MOUNT BREWING COMPANY – Mount Maunganui


Entries: Mermaids Mirth, Shaggy Ale, India Dark Ale, Blow Hole Ale, Mount Manuka Hussy, Resin Head and 50 Fathom Oat Stout.

The brewers behind Mount Brewing Company, Steve Edkins and Janine Pharo, are Bay of Plenty locals who started out as keen home brewers.

Started in 1996 as ‘Brewers', a brew-on premise, where people came to make their own beer, using specialty equipment imported from Canada.

It started making its own beer after modifying its equipment eight years ago into a micro-brewery, and in August of this year expanded again, doubling its capacity from 500 litres to 1,000 litres.

Head brewer Steve Edkins says he's looking forward to learning the results of the awards, and while medals are great, it's about more than that.

'For me as a brewer it's about getting good, honest feedback from the judges and if you get recognised by the judges tasting your beer that's a bonus,” he says.

'It gives us an honest opinion on the style and lets you know you're on the right track. You're just trying to make your beers as perfect as possible every time you brew them.”

ROCKY KNOB – Mount Maunganui


Entries: Snapperhead, Hop Knob, Oceanside, Home Again, Black Booty.

One of the Bay's newest breweries, this small brewery has been owned and operated by husband and wife team Stu and Bron Marshall for the past two years.

Their philosophy is to create full-flavoured beers for like-minded people and their Snapperhead is one of their most popular drops, so much so beer writer Neil Miller judged it his Beer of the Year in 2014.

'It's a bit of an expensive hobby, I still work a fulltime job which keeps me pretty busy, but I just love what I do,” says head brewer Stu.

'These awards are great for the recognition of having a good product, and then having your peers and international judges judge your beer to style.”
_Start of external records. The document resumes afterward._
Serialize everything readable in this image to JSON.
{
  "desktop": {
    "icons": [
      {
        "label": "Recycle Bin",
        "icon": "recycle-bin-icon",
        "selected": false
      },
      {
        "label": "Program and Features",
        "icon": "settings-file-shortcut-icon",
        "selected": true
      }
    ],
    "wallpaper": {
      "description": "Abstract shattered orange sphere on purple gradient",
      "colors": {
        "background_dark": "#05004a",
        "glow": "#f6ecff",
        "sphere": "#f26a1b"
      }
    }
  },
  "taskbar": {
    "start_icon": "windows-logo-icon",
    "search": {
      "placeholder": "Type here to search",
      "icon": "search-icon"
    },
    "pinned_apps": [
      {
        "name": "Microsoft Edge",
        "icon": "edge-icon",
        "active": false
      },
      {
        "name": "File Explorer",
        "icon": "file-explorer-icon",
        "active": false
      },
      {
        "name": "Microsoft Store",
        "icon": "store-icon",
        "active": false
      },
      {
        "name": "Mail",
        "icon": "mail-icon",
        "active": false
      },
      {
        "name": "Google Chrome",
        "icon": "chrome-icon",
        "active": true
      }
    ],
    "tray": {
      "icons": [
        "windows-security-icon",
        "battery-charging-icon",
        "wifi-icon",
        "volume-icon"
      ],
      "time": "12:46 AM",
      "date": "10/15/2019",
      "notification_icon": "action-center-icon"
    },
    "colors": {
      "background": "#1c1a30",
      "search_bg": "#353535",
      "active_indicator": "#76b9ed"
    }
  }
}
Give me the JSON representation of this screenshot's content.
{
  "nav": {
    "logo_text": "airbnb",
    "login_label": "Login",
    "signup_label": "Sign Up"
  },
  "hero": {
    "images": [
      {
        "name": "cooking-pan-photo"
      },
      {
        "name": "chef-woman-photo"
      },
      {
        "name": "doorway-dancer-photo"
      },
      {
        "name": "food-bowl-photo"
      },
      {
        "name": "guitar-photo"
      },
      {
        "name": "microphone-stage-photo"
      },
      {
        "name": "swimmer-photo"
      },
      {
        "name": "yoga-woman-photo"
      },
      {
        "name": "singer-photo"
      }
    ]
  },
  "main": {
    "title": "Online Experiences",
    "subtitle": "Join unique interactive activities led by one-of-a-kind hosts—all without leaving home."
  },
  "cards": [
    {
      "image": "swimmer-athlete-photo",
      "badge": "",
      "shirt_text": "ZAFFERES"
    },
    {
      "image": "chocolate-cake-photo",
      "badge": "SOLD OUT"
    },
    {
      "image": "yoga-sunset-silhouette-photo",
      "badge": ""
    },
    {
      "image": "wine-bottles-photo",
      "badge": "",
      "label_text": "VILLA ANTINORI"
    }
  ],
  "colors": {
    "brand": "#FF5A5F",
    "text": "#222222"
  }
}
AOTEAROA BREWRIES – Kawerau


Entries: Chino, Dark Knight, Caribbean Queen, Hip Hop, BOP, Mata Whaka, Manuka, Sahti, Wai-iti Waka, Kapai Autumn, Volcano, Tumeke, Blondie, Mata & Fat Monk

Aotearoa Breweries are a family run business and the operation behind the award winning MATA beers.

At the help is managing director and head brewer Tammy Viitakangas, who leads a team that includes her mother, father and Uncle Esko.

Tammy says they've entered the awards exactly 10 times so far – she knows this because the brewery is celebrating its tenth birthday this year.

'We are the happiest we've ever been with our entries this year, but you never know with judging until the results come out,” she says. 'The standards the judges are looking for goes up every year, so you have to get better every year

'We're hoping for some good medals amongst it, but you never know. We'll either be crying or laughing tomorrow,” she says laughing. 'Hopefully if we are crying then they're tears of joy.